Expulsée pour 15 ans

«Amina donne des explications lacunaires, le néant total. Elle est incapable de dire quoi que ce soit. Grâce à Astrée (association de soutien aux victimes de traite et d’exploitation), on y est arrivé. Son autorisation de séjour a permis qu’elle soit là pour s’exprimer», conclut le procureur avant de passer à la peine. Ce sera 4 ans ferme, 180 jours-amende (ndlr. à charge du tribunal de fixer le montant journalier) et une expulsion du territoire pour une durée de 15 ans pour traite d’êtres humains, subsidiairement ou alternativement encouragement à la prostitution et infraction qualifiée à la loi fédérale sur les étrangers, alternativement incitation à l’entrée et au séjour illégal mais encore pour blanchiment d’argent pour avoir transféré, entre août 2015 et janvier 2018 depuis la Suisse vers le Nigeria, près de 25 000 francs provenant de l’argent de la traite.

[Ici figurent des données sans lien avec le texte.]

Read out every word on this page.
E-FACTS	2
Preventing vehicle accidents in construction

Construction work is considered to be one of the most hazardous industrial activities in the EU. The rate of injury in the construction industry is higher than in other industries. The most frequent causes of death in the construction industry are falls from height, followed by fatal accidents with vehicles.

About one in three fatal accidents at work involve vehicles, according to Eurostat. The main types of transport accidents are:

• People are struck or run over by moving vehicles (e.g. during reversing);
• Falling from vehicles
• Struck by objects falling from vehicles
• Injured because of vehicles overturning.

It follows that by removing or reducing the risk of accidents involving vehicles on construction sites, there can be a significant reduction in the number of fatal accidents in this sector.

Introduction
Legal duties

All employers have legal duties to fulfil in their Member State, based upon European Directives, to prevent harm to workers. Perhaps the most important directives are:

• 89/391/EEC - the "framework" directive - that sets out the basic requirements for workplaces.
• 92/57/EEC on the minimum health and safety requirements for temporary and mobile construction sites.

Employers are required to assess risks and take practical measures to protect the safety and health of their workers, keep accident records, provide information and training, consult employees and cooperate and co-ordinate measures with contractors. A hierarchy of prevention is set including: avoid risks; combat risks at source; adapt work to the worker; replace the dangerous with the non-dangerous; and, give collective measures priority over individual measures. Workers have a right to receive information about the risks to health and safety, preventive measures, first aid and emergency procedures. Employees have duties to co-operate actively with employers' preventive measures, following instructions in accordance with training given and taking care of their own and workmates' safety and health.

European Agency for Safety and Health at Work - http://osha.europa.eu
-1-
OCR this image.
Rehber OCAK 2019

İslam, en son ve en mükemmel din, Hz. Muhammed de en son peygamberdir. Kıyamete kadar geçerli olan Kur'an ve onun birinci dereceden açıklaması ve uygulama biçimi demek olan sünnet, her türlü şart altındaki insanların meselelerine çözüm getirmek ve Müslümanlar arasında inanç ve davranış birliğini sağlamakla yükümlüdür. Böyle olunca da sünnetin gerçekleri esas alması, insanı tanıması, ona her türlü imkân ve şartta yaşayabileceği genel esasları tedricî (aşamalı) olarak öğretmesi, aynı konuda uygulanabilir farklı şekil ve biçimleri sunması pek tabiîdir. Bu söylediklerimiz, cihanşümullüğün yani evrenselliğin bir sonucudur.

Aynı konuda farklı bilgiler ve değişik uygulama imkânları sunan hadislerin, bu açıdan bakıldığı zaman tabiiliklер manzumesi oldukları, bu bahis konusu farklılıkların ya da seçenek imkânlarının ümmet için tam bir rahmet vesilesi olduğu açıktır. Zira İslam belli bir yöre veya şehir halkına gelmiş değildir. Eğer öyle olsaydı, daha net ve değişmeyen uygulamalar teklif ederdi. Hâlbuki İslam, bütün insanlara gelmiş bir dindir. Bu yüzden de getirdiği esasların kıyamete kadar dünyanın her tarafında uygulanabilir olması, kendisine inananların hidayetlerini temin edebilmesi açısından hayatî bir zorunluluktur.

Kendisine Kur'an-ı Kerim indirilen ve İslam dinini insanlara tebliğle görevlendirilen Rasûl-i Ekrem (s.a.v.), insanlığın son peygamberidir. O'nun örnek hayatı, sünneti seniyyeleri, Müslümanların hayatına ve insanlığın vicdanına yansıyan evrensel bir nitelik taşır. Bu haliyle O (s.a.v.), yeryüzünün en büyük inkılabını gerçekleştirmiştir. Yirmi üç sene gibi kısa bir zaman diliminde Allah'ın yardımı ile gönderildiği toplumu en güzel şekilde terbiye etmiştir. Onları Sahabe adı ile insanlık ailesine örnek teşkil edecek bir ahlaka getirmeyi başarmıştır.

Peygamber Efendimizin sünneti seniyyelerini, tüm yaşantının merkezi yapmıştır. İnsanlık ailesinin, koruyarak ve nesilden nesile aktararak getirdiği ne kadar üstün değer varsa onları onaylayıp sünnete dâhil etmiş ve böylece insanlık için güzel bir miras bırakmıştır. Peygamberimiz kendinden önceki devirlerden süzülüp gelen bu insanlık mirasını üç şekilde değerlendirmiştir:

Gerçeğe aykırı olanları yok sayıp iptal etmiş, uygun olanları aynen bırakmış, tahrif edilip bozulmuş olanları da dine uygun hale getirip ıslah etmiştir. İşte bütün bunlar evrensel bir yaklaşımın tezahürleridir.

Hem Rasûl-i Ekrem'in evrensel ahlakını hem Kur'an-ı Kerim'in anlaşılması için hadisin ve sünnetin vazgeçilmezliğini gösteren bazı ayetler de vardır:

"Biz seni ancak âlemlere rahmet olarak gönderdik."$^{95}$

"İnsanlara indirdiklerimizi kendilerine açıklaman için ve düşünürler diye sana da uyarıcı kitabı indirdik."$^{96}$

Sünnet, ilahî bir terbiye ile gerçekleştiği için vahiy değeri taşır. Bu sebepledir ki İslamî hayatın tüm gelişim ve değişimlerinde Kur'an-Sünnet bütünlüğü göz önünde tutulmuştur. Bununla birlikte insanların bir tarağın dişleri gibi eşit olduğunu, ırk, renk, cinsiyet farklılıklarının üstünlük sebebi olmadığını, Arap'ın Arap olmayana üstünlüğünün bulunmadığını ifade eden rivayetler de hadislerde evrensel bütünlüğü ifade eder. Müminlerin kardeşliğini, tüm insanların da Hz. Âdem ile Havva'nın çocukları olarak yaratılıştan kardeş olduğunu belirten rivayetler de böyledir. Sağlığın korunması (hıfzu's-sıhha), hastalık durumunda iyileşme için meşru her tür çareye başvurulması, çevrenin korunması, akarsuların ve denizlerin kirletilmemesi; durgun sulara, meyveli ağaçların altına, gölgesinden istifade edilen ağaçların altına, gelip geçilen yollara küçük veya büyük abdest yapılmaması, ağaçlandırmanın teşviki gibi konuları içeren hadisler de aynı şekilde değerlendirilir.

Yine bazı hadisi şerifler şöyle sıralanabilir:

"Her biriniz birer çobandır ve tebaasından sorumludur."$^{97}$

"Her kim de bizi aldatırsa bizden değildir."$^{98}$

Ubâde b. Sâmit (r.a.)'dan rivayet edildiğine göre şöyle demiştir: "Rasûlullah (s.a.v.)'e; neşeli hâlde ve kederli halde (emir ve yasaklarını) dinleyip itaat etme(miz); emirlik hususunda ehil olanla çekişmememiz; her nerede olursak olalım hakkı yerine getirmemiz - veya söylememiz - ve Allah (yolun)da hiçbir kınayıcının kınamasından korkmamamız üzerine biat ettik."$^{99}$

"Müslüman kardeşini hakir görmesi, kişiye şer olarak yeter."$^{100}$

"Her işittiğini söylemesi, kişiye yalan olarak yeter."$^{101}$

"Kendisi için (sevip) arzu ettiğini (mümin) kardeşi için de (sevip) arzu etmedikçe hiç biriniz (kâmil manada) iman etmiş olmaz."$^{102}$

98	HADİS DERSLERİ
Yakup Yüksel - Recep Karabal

«Elle a payé son cauchemar»

Avocate de la plaignante, Me Charlotte Iselin a emboîté le pas du Ministère public: «Ma cliente croyait en son rêve d’Europe, elle payera son cauchemar 30’000 euros, le prix de sa liberté en passant par tous les écueils de la migration avant d’être récupérée en Italie par Amina. Victoria est constante, stoïque, précise. Ses propos sont confirmés par deux autres femmes. Ces détails détonnent avec les dénégations de la prévenue. Son récit réunit toutes les conditions de la traite: les menaces, sa vulnérabilité, son voyage, son épuisement, sa dette garantie par la sorcellerie, apeurée, maltraitée, surveillée, frappée… À aucun moment, elle n’a accepté de se prostituer. Elle a même été contrainte d’avorter. Aujourd’hui, elle attendait une reconnaissance de l’accusée. Elle attendra celle du tribunal».

«Une enquête à charge»

À la défense, le travail de l’équilibriste, le dossier est si lourd. Me David-André Knüsel entre en lice: «La vérité du parquet est-elle la vraie, la réalité? C’est une appréciation. L’enquête n’a été instruite qu’à charge, les auditions requises et les plaintes pénales déposées par d’autres prostituées nigérianes ont été refusées. Les souvenirs de la plaignante sont flous, faute d’éléments d’instruction. Le bâton avec lequel elle était battue est devenu des mains ouvertes. Quand une des témoins arrive à l’appartement avec les policiers, ces derniers ont prémâché le travail avant l’arrivée des avocats, avant l’audition». Me Knüsel n’épargne ni les enquêteurs ni le procureur.

«God knows the truth»

Et d’ajouter: «Victoria avait 25 ans, elle est venue sciemment en Suisse. Elle n’était pas sous le joug de la prévenue, elle s’est même adonnée à la prostitution ici (ndlr. quelques mois versus deux ans), après le retour au pays de ma mandante. Et si elle avait forcé le trait pour obtenir son permis? A-t-elle noirci le tableau? Elle a toujours dit qu’elle n’était pas coupable. Le véritable coupable, c’est le recruteur là-bas, omniprésent dans ce dossier: il est aux abonnés absents. En l’état, il n’y a pas d’éléments suffisants. Elle doit être relaxée au bénéfice du doute».

Les derniers mots à la mère maquerelle présumée: «God knows the truth» (Dieu connaît la vérité). Je vous répète. Ce n’est pas moi qui ai fait venir Victoria».

Le verdict est attendu ce vendredi 23 décembre.